Les infections sexuellement transmissibles (IST), anciennement appelées maladies sexuellement transmissibles (MST), sont des infections courantes qui peuvent être contractées lors de relations sexuelles vaginales, anales ou orales, ou par contact cutané. Elles sont causées par des agents infectieux tels que des virus, des parasites ou des bactéries. Cet article vise à fournir des informations complètes sur les IST et les moyens de les prévenir.

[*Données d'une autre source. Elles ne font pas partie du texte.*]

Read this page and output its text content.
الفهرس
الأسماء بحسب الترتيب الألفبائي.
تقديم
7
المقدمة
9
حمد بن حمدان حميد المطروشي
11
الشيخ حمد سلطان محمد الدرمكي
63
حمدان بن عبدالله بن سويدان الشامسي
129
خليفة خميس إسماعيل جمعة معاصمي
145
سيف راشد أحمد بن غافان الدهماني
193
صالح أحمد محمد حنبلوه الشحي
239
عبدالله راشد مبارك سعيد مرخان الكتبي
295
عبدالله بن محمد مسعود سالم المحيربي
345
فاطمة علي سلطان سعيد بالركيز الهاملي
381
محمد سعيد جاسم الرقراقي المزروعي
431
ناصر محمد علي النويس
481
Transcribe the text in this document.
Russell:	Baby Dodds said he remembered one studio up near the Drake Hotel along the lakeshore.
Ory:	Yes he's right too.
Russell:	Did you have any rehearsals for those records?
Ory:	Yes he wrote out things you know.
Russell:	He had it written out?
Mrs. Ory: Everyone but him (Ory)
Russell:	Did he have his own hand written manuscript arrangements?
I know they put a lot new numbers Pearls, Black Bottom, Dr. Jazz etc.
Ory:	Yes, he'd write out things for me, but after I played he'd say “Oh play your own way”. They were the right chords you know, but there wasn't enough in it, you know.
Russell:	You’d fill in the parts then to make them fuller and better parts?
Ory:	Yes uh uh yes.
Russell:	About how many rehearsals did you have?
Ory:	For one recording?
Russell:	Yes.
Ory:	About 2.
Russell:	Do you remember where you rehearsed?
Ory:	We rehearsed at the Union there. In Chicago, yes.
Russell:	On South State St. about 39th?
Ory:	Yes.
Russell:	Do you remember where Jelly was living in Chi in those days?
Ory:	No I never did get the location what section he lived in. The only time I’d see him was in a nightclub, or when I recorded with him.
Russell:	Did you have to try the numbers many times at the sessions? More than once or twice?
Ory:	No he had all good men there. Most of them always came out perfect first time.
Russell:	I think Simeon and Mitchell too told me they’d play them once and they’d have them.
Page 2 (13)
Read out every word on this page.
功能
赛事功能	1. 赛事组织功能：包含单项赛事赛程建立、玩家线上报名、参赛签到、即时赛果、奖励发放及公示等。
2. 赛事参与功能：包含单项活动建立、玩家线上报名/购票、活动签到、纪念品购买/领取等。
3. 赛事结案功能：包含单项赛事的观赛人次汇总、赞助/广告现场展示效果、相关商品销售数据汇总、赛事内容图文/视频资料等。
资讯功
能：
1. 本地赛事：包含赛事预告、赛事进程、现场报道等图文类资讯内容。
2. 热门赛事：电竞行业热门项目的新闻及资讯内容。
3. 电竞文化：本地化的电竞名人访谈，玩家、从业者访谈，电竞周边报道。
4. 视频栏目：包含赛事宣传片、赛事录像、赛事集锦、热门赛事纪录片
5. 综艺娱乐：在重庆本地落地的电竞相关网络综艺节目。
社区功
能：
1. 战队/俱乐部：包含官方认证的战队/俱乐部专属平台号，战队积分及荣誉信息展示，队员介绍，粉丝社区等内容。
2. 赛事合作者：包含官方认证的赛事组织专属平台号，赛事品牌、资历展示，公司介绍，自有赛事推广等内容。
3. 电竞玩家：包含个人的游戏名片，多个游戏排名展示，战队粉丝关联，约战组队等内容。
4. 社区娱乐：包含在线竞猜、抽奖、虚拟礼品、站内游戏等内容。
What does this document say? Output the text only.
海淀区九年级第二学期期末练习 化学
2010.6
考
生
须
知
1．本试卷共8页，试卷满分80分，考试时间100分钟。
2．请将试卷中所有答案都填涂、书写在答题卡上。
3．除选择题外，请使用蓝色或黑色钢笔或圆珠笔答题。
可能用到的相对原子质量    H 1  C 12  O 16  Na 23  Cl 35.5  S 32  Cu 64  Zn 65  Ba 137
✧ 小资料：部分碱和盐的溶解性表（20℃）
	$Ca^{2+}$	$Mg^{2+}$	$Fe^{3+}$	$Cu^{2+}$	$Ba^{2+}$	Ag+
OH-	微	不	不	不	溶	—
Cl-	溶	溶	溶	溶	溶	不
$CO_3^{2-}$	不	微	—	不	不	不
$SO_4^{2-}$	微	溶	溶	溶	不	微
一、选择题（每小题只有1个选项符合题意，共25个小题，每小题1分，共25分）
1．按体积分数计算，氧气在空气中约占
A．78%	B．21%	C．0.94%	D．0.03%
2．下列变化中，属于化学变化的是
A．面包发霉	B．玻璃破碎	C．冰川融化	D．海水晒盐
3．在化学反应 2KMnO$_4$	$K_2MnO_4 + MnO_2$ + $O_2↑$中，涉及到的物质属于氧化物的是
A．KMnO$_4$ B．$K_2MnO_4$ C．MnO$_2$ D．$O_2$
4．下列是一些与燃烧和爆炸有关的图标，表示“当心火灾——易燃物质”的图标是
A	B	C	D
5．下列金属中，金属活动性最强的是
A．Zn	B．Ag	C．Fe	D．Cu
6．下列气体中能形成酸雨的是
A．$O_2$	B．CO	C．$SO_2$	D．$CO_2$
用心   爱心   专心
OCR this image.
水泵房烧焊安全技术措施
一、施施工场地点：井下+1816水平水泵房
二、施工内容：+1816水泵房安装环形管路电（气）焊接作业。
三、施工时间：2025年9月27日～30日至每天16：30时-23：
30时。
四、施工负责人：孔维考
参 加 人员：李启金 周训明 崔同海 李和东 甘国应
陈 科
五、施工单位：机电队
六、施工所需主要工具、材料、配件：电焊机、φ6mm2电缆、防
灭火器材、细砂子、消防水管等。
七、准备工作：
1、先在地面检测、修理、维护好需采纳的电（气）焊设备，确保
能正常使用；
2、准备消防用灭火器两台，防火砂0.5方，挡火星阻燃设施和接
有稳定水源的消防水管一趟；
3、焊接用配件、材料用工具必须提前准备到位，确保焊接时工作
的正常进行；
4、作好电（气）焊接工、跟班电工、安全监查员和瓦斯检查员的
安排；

Prévention générale des IST

La prévention des IST passe par une approche globale incluant l'information, la vaccination et l'utilisation de moyens de protection lors des rapports sexuels.

Le préservatif : une protection essentielle

Le port du préservatif, masculin ou féminin, est le moyen le plus efficace de se protéger contre le VIH et les différentes IST. Il est recommandé de choisir des préservatifs certifiés CE, de préférence lubrifiés et avec réservoir. Il est important de vérifier la compatibilité du lubrifiant avec le préservatif, en évitant les corps gras qui fragilisent le latex. Il ne faut pas superposer deux préservatifs, car cela augmente le risque de rupture. Pour la fellation, il existe des préservatifs non lubrifiés et aromatisés.

Dépistage régulier

Le dépistage des IST est recommandé dans certains cas, comme après un rapport sexuel non protégé avec un nouveau partenaire. Certains dépistages sont obligatoires, comme celui de la syphilis en début de grossesse. Il est important de se faire dépister régulièrement, car les IST se transmettent facilement et ne provoquent pas toujours de symptômes visibles. En 2020, Santé Publique France rapportait 4856 diagnostics de VIH. Parmi ces cas de séropositivité, 30% étaient à un stade avancé, ce qui réduisait les chances de prise en charge et augmentait les risques de transmission de la maladie aux partenaires sexuels des patients infectés.

Vaccination

La vaccination est un moyen de prévention efficace contre certaines IST virales, comme l'hépatite B et le papillomavirus humain (VPH). La vaccination contre le VPH est particulièrement importante pour les jeunes, car elle peut prévenir l'apparition de cancers de l'utérus, du rectum, etc.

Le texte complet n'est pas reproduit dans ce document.